It’s easy to dismiss today’s National Enquirer story about the alleged secret, highly active extramarital sex life of Ted Cruz, because, hey, it’s just some crappy tabloid that makes up all of its stories, right? And it’s true: They’ve printed a lot of fantasy and nonsense. But on some stories—including some huge ones—the Enquirer has been very right.

It’s entirely possible the magazine’s claim that candidate Cruz has had five separate affairs while married to his wife Heidi is completely false. Maybe they were fabricated by an agenda-toting third party and fed to the Enquirer as true (although fragments of the story have been circulating online for awhile, now). There are innumerable people who will take great pleasure in just seeing this headline reverberate across Twitter, to Cruz’s immense embarrassment, and any number of them would be capable of spearheading a smear campaign.

But it’s also possible that the Enquirer’s story, or parts of it at least, are accurate, making Ted Cruz a “family values” fraud and hypocrite. The tabloid is operated in part by a team of real reporters that have launched bombshells before. Their news-gathering process, as documented by Gawker in 2012, is highly unorthodox, and wouldn’t pass muster at any newspaper (or even here!), but it does involve traditional reporting and fact-checking—even when it’s done only to cover their ass legally.

John Edwards

Perhaps the Enquirer’s greatest feat to date was breaking the 2008 story of charming presidential hopeful John Edwards’ secret child with a mistress, a triumph of snooping, gossiping, and reporting that immediately ended his existence as an American political entity. The story included actual photos of Edwards in a hotel room, holding the baby whose existence he wouldn’t acknowledge while his wife battled cancer. It was a story “respectable” media outlets would’ve crawled over each other to get a piece of, and it appeared in a supermarket checkout rag those same outlets still consider a punchline.
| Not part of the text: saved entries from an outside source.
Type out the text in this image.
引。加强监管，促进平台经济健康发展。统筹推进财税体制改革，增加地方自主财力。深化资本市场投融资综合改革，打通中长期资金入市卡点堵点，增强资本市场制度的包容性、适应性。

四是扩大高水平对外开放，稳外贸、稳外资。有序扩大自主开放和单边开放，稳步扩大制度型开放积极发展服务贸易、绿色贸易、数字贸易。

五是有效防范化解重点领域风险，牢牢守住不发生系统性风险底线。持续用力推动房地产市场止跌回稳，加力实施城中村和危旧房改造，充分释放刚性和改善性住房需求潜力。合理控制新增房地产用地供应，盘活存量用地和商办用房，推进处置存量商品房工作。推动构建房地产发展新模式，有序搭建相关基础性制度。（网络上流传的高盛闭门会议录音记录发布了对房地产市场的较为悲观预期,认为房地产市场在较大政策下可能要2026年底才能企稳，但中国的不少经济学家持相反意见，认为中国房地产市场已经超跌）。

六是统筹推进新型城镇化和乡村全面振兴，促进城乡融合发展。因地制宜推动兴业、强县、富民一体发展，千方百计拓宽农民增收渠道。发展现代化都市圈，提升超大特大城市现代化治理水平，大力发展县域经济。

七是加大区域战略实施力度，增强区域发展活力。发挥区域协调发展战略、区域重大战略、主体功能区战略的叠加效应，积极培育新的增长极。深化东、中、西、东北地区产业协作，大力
There’s still no good reason why the Enquirer wasn’t given a Pulitzer for this work.

O.J. Simpson

The National Enquirer is responsible for breaking two notable stories during and after the O.J. Simpson murder saga. In the 1990s, the mag obtained and published a photograph of Simpson wearing a pair of Bruno Magli shoes that matched bloody prints left at the scene of the killing—the same kind that’d earlier prompted Simpson say he “would have never worn those ugly-ass shoes.” When confronted with a photograph of himself wearing said ugly ass shoes, Simpson simply denied that they were his. A decade later, the Enquirer was the first outlet to reveal Simpson had penned a manuscript about carrying out the murders he was accused of committing, the infamous If I Did It.

Steve Jobs

The founder and CEO of Apple went out of his way to conceal his dire health situation—and the fact that he was recklessly avoiding legitimate medical treatment—from the public and Apple shareholders. One of the only outlets to puncture the immense, otherwise-impregnable Apple spin and black ops PR machine was the National Enquirer, which reported in February 2011 that Jobs had “six weeks to live,” citing rapidly deteriorating health and photographs that depicted him looking extremely, disturbingly frail. They had the timeline wrong—Jobs died over six months later, in October of 2011—but they were absolutely right that Steve Jobs was dying when no one in the legitimate “business press” would dare touch the truth.

The Mistakes

None of this is to say that the National Enquirer doesn’t blow it, and blow it a lot, because it does. The paper infamously whiffed on a report that Barack Obama was “caught in a DC hotel with a former campaign aide,” a report they partially retracted soon after publishing. It’s also home to a regular rotation of baseless stories that are patently, stupidly wrong, and never amount to anything. For example, this one:

And that’s the frustrating thing about the Enquirer, which maintains a confounding ratio of fearless reporting and unflappable tip-chasing to pure bullshit. There was no way to predict that the Edwards scoop was in fact a scoop and not a tall tale until the magazine had Edwards nailed dead-to-rights with a photo, and so far there’s no way to verify anything in the stomach-turning vagueness the Enquirer has alleged about Ted Cruz’s penis, either.

But don’t count them out based solely on some snobbish journalism oath. The National Enquirer is always extremely wrong and full of shit until they’re extremely right.